Analizzando quindi una selezione di barriere coralline presenti negli oceani, hanno scoperto che quelle con funzione di pozzo con molte connessioni ad altre barriere coralline presentano circa il doppio della biomassa rispetto a quella presente nelle aree che agiscono come fonti, e rispetto a queste sono anche più resilienti alle attività umane. Se gestite correttamente, possono quindi rappresentare una fonte di sussistenza per le comunità costiere, perché sono in grado di resistere ad un’attività di pesca sostenibile. Mentre le aree meno interconnesse, che svolgono il ruolo di fonti di larve per altre barriere coralline, sono molto più sensibili a qualunque attività umana, e beneficerebbero quindi da politiche di conservazione più rigide.

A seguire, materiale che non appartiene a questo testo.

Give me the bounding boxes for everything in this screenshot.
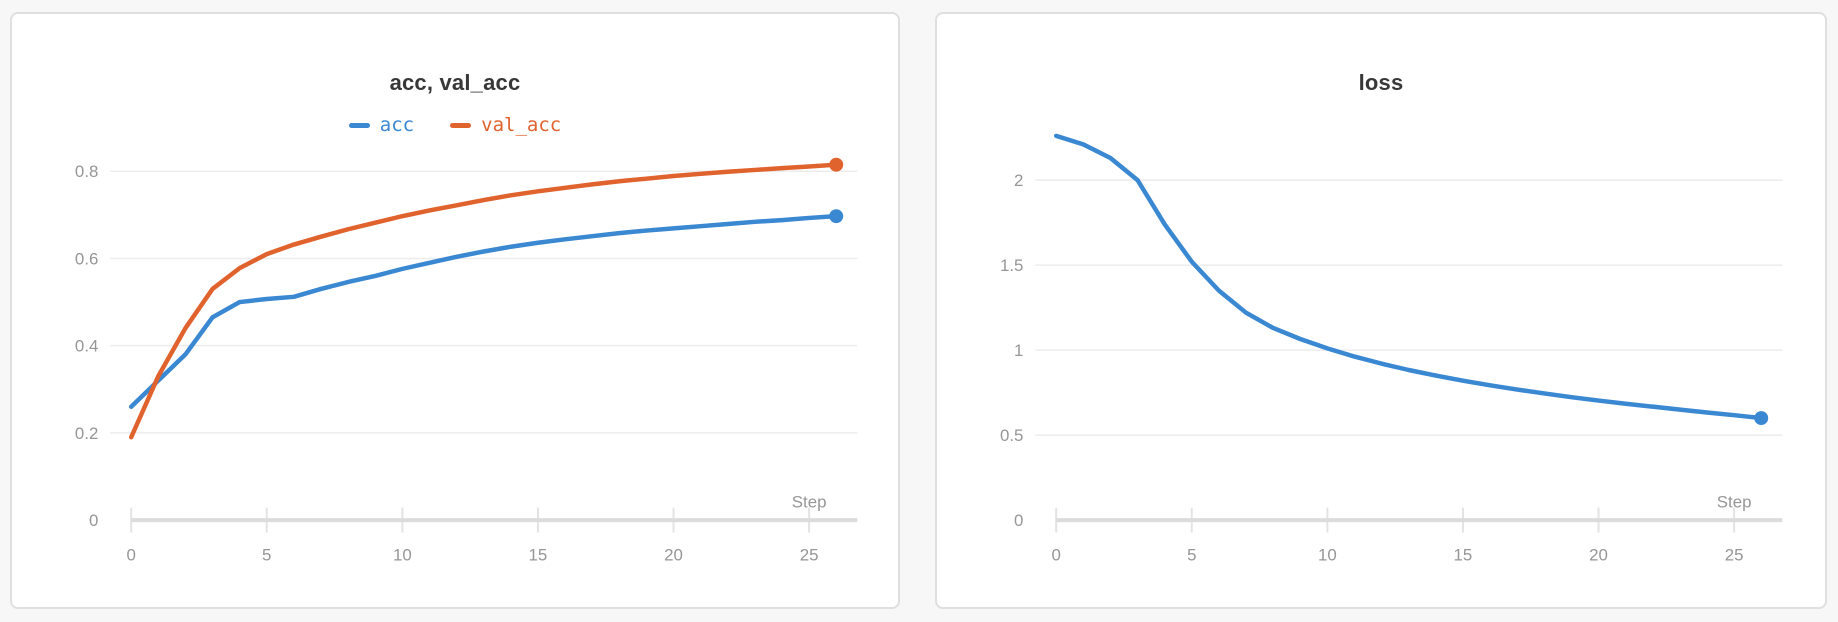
legend-dash-acc: [348, 122, 370, 128]
legend-dash-val-acc: [450, 122, 472, 128]
x-tick-label: 20: [1589, 545, 1608, 564]
x-tick-label: 0: [1051, 545, 1060, 564]
x-tick-labels: 0 5 10 15 20 25: [126, 545, 818, 564]
x-axis-title: Step: [1717, 493, 1752, 512]
chart-title-acc-val-acc: acc, val_acc: [389, 70, 521, 95]
panel-loss[interactable]: loss 0 0.5 1 1.5 2 0 5 10 15 20 25 Step: [935, 12, 1827, 609]
y-tick-label: 1.5: [1000, 256, 1023, 275]
end-marker-val_acc: [829, 157, 844, 172]
end-marker-loss: [1754, 411, 1769, 426]
series-line-acc: [128, 213, 839, 409]
x-tick-label: 15: [1454, 545, 1473, 564]
series-line-loss: [1053, 133, 1764, 421]
acc-val-acc-line-chart[interactable]: 0 0.2 0.4 0.6 0.8 0 5 10 15 20 25 Step: [12, 14, 898, 607]
y-tick-labels: 0 0.2 0.4 0.6 0.8: [75, 162, 98, 530]
y-gridlines: [110, 170, 858, 434]
x-tick-label: 10: [1318, 545, 1337, 564]
y-tick-label: 0: [1014, 511, 1023, 530]
legend-label-acc: acc: [379, 114, 415, 136]
y-gridlines: [1035, 179, 1783, 436]
legend-label-val-acc: val_acc: [481, 114, 562, 136]
y-tick-label: 0.6: [75, 249, 98, 268]
y-tick-label: 0.4: [75, 337, 98, 356]
chart-legend: acc val_acc: [12, 114, 898, 136]
y-tick-label: 2: [1014, 171, 1023, 190]
x-tick-label: 5: [262, 545, 271, 564]
y-tick-label: 1: [1014, 341, 1023, 360]
x-axis-title: Step: [792, 493, 827, 512]
x-tick-label: 25: [800, 545, 819, 564]
x-tick-label: 20: [664, 545, 683, 564]
panel-acc-val-acc[interactable]: acc, val_acc acc val_acc 0 0.2 0.4 0.6 0.8 0 5…: [10, 12, 900, 609]
y-tick-label: 0.8: [75, 162, 98, 181]
end-marker-acc: [829, 209, 844, 224]
y-tick-label: 0: [89, 511, 98, 530]
series-line-val_acc: [128, 162, 839, 440]
x-tick-labels: 0 5 10 15 20 25: [1051, 545, 1743, 564]
legend-item-acc: acc: [348, 114, 415, 136]
legend-item-val-acc: val_acc: [450, 114, 561, 136]
x-tick-label: 0: [126, 545, 135, 564]
x-tick-label: 25: [1725, 545, 1744, 564]
y-tick-label: 0.2: [75, 424, 98, 443]
y-tick-labels: 0 0.5 1 1.5 2: [1000, 171, 1023, 530]
y-tick-label: 0.5: [1000, 426, 1023, 445]
x-tick-label: 5: [1187, 545, 1196, 564]
x-tick-label: 15: [529, 545, 548, 564]
chart-title-loss: loss: [1358, 70, 1404, 95]
x-tick-label: 10: [393, 545, 412, 564]
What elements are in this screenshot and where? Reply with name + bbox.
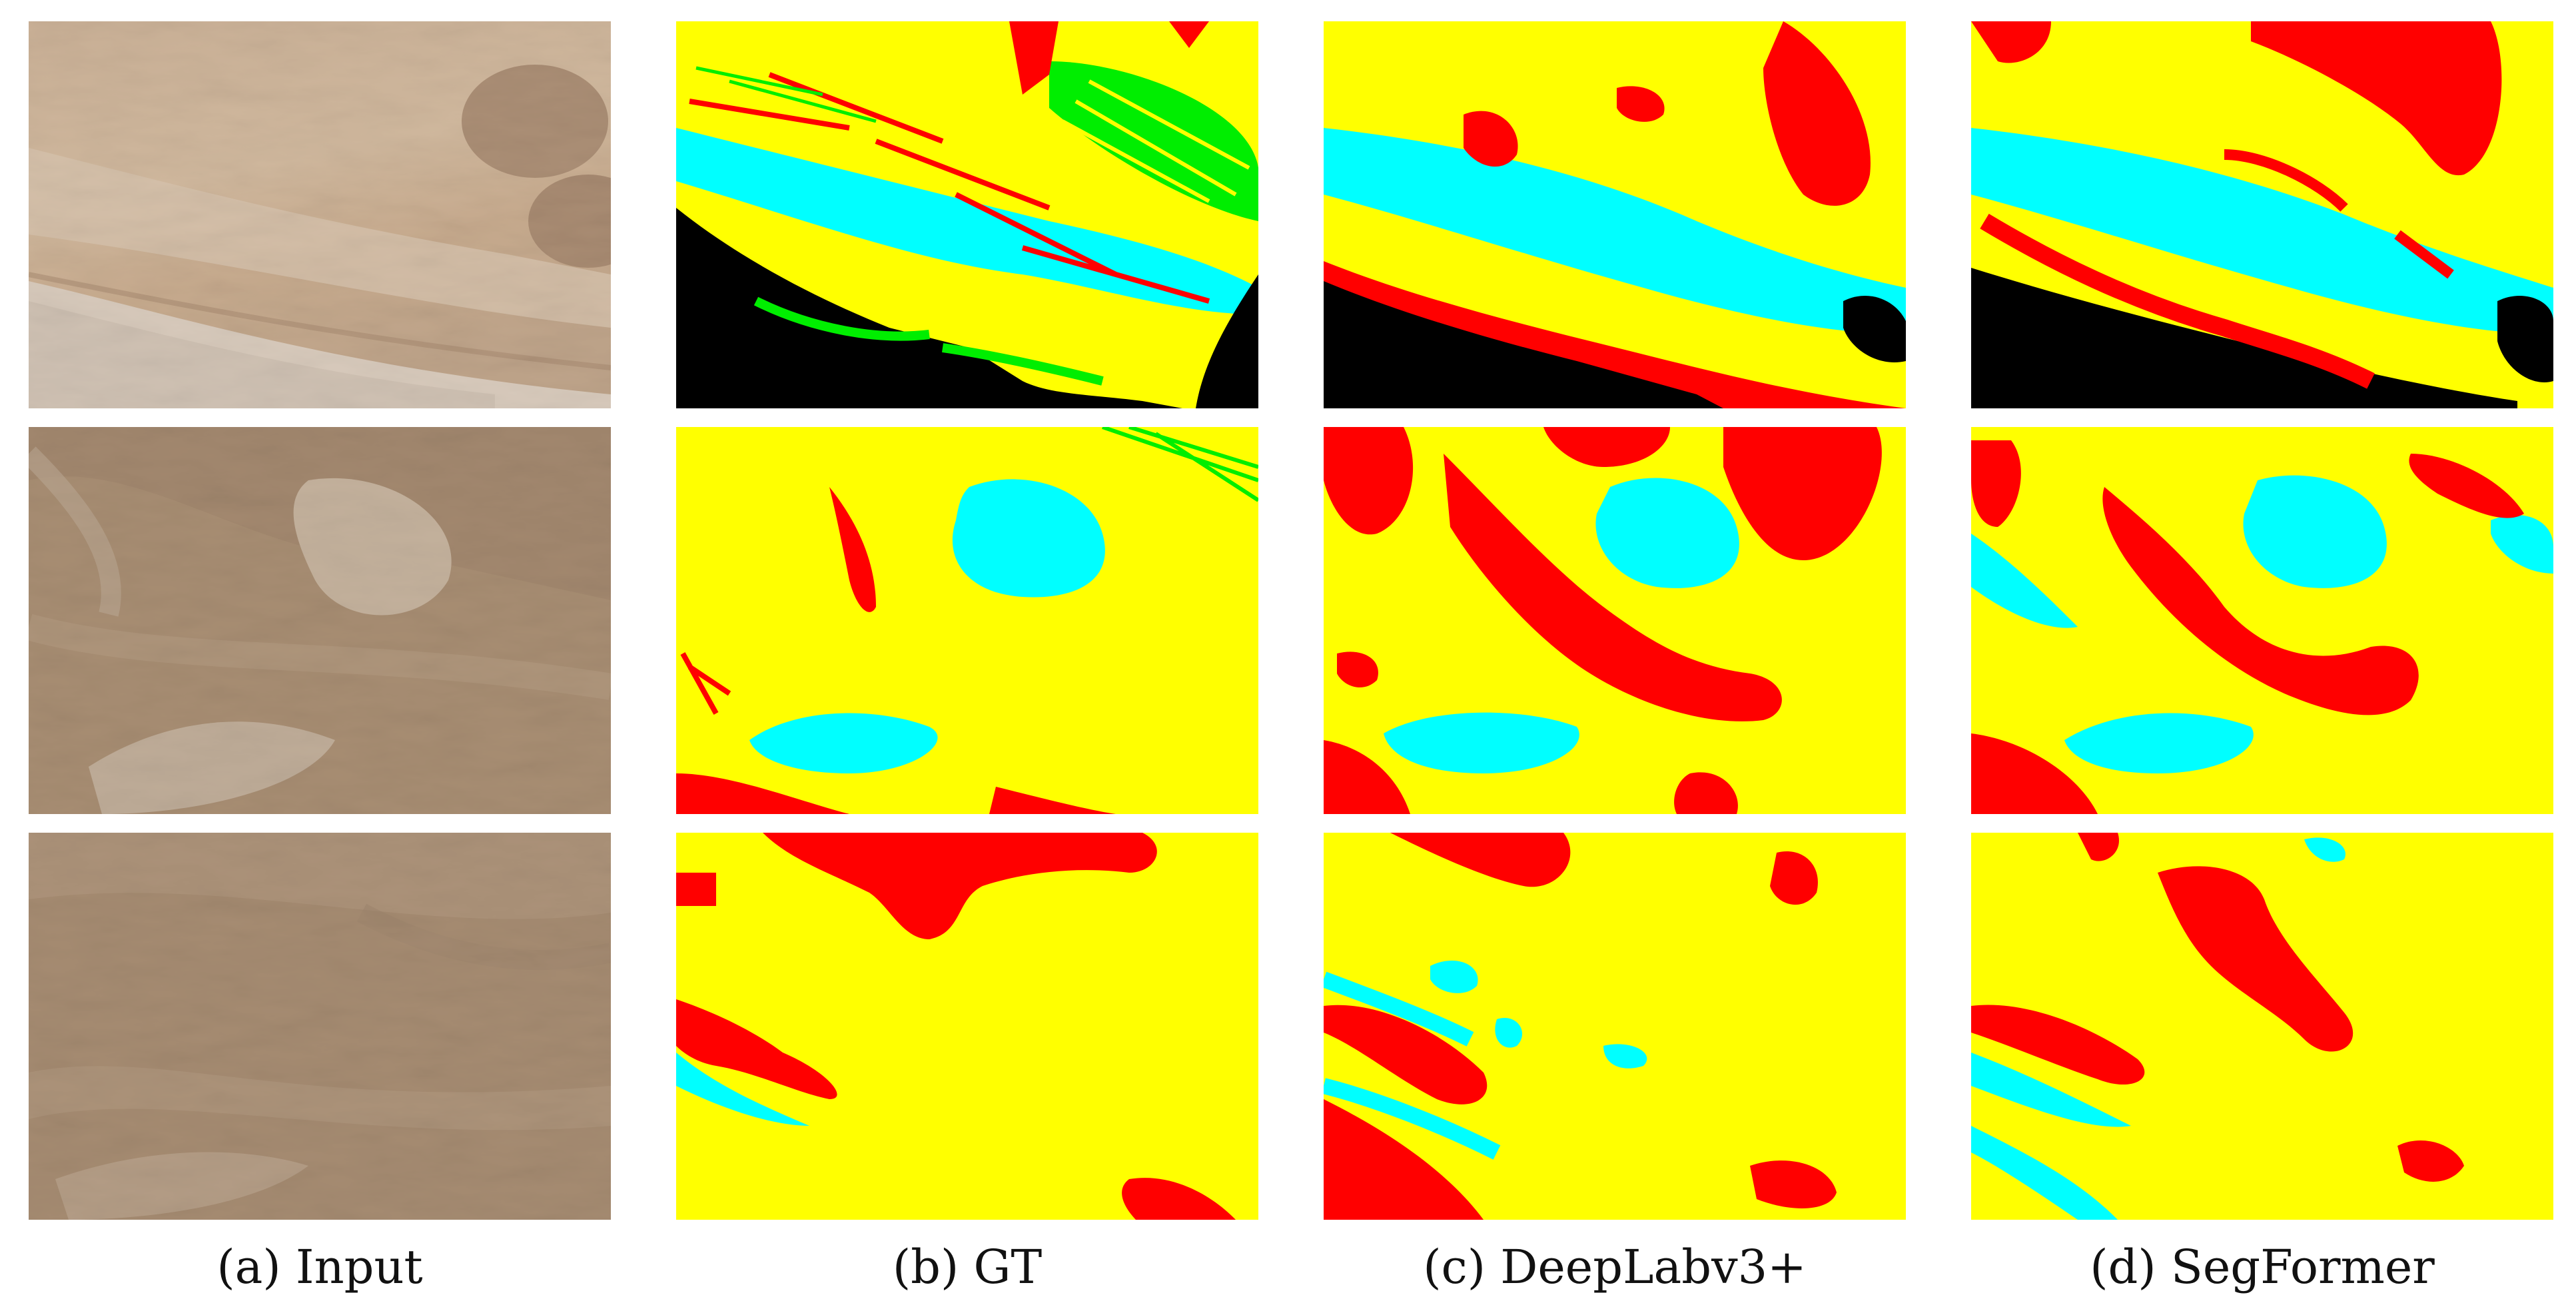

Indicazioni utili in vista delle decisioni che andranno prese nei prossimi anni sulla scelta delle aree oceaniche da salvaguardare a livello internazionale, in linea con l’obiettivo (sottoscritto lo scorso anno anche dai paesi del G7, Italia compresa) di trasformare in aree protette il 30% degli oceani entro il 2030. In poarticolare considerando che, stando ai risultati del nuovo studio, attualmente il 70% delle barriere coralline che giocano un ruolo importante in questo network oceanico non è protetto in alcun modo.
“Identificando i ruoli distinti, eppure complementari, che svolgono i ‘pozzi’, le ‘fontì e i ‘corridoi di dispersione’ delle larve nella fornitura di servizi ecosistemici – misurati in termini di biodiversità e biomassa degli stock ittici – è possibile prendere decisioni informate su quali aree proteggere, trasformandole in aree marine protette o attraverso altre politiche di conservazione, per massimizzare la biodiversità e i benefici in termini di pesca”, sottolinea Luisa Fontoura, ricercatrice della Macquarie University e prima autrice del nuovo studio.